Die Verwaltung hatte alle möglichen Optionen durchgerechnet - erlaubt ist eine Reduzierung von bis zu fünf Wahlbezirken und eine Reduzierung um bis zu zehn Mandate. Zurzeit gibt es 22 Bezirke, die im Durchschnitt 1976 Einwohner umfassen. Erst bei der umfassendsten Variante, der Reduzierung um fünf Bezirke und zehn Ratsvertreter, würden die Stimmbezirke mehr als die 2500 zulässigen Einwohner aufweisen - genau wären es 2558.
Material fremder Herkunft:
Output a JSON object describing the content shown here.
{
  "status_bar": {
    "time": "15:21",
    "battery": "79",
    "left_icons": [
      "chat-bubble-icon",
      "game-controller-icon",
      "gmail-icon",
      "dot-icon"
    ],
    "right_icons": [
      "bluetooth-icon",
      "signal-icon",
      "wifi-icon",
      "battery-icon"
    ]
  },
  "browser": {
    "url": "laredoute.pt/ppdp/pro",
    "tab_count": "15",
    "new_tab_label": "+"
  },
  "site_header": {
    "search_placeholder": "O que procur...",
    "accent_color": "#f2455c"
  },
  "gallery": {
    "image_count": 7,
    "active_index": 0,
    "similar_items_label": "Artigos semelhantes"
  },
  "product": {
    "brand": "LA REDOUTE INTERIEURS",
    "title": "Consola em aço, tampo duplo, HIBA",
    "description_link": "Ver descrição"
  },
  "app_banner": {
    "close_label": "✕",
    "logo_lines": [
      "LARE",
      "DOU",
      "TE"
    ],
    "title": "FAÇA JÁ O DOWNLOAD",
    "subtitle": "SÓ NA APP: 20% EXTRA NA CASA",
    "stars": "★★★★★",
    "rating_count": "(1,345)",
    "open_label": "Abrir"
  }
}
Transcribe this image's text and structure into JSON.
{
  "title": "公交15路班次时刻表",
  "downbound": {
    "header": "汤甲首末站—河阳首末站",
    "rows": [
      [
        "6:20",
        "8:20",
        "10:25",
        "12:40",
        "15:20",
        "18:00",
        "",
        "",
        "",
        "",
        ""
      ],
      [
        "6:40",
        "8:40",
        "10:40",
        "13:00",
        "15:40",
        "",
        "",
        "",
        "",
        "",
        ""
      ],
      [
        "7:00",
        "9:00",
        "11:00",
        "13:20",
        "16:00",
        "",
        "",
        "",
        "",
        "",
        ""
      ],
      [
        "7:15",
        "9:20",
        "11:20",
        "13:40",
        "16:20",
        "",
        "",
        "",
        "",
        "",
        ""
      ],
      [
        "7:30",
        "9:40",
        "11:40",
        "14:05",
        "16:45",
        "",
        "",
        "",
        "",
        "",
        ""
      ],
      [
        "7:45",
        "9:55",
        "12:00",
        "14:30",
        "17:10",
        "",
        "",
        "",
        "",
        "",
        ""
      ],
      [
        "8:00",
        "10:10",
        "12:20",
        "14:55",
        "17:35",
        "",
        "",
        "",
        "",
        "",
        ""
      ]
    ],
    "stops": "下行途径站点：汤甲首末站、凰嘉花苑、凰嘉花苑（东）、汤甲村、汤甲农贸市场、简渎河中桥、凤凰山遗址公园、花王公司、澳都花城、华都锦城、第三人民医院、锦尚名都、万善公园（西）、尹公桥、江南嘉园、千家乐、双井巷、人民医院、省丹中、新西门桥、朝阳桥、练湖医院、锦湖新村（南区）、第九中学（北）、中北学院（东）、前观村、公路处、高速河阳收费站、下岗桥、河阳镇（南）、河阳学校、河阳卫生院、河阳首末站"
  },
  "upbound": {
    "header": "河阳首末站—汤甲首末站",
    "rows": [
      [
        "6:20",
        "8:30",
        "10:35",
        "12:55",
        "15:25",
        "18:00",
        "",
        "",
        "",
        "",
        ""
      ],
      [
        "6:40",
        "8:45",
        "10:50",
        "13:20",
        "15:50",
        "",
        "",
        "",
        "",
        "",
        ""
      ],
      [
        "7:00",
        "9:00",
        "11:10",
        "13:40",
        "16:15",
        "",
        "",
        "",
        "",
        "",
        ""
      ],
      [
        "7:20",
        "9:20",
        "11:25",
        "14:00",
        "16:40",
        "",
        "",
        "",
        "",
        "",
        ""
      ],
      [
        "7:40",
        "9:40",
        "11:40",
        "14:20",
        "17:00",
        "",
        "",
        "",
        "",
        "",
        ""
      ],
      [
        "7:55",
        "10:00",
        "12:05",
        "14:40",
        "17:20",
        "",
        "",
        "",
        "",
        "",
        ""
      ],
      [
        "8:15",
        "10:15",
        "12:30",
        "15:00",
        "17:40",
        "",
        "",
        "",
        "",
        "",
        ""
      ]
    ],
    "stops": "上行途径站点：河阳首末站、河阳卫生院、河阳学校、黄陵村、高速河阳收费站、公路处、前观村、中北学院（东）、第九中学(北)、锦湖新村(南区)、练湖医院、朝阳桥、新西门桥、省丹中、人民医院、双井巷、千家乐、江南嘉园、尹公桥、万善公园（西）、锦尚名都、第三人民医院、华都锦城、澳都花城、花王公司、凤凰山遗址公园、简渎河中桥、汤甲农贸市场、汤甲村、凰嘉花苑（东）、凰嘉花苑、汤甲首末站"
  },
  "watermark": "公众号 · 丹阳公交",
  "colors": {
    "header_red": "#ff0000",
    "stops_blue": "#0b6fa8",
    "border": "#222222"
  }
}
Christian Gaumitz (Die Grünen) sprach sich für einen um sechs Vertreter verkleinerten Stadtrat ab der nächsten Wahlperiode aus: "Dann würde ein Wahlkreis 2288 Einwohner ausweisen, das wäre eine vertretbare Größe, wir könnten Einsparungen erzielen." Lars Christoph (CDU) sieht das anders: "Wir sind gut damit beraten, an der Anzahl der Stimmbezirke und Ratsmitglieder festzuhalten, wie es die Verwaltung in ihrem Beschlussvorschlag empfiehlt." Anneli Palmens (SPD) Credo lautet: "Demokratie kostet Geld." Schon jetzt sei es "sehr sportlich, seinen Wahlkreis fußläufig zu betreuen". Die Ratsmitglieder seien Ehrenamtler, die für die politische Arbeit den größten Teil ihrer Freizeit zur Verfügung stellten. Das Engagement dürfe nicht noch belastender werden. Günter Kopp (FDP) schlug in dieselbe Kerbe: "Die Kosten für die Demokratie sollten und müssen wir uns leisten." Lars Christoph gab zu verstehen: "Für die kleineren Parteien wäre es noch schwerer als für uns, Ausschüsse besetzt zu bekommen." Anja Rüdiger von der UWG erklärte: "Wir sind eine kleine Fraktion, aber könnten uns eine Verkleinerung des Stadtrats um vier bis sechs Vertreter vorstellen." Gaumitz schlug vor, Einsparungen durch eine Verkleinerung des Rates in die Fraktionsarbeit zu investieren - die Geschäftsstellen gerade der kleinen Parteien seien schlecht ausgestattet. Christof Rausch erklärte, die AfD könne auch einer Verkleinerung zu stimmen. Ingo Kotzian von der CDU erntete fraktionsübergreifend einen Lacherfolg mit seiner Bemerkung, dass Rausch sowie Rosemann (Die Linke) bei einer Verringerung der Wahlbezirke nicht im Rat säßen. "Das wäre ein Verlust an Vielfalt", so Kotzian.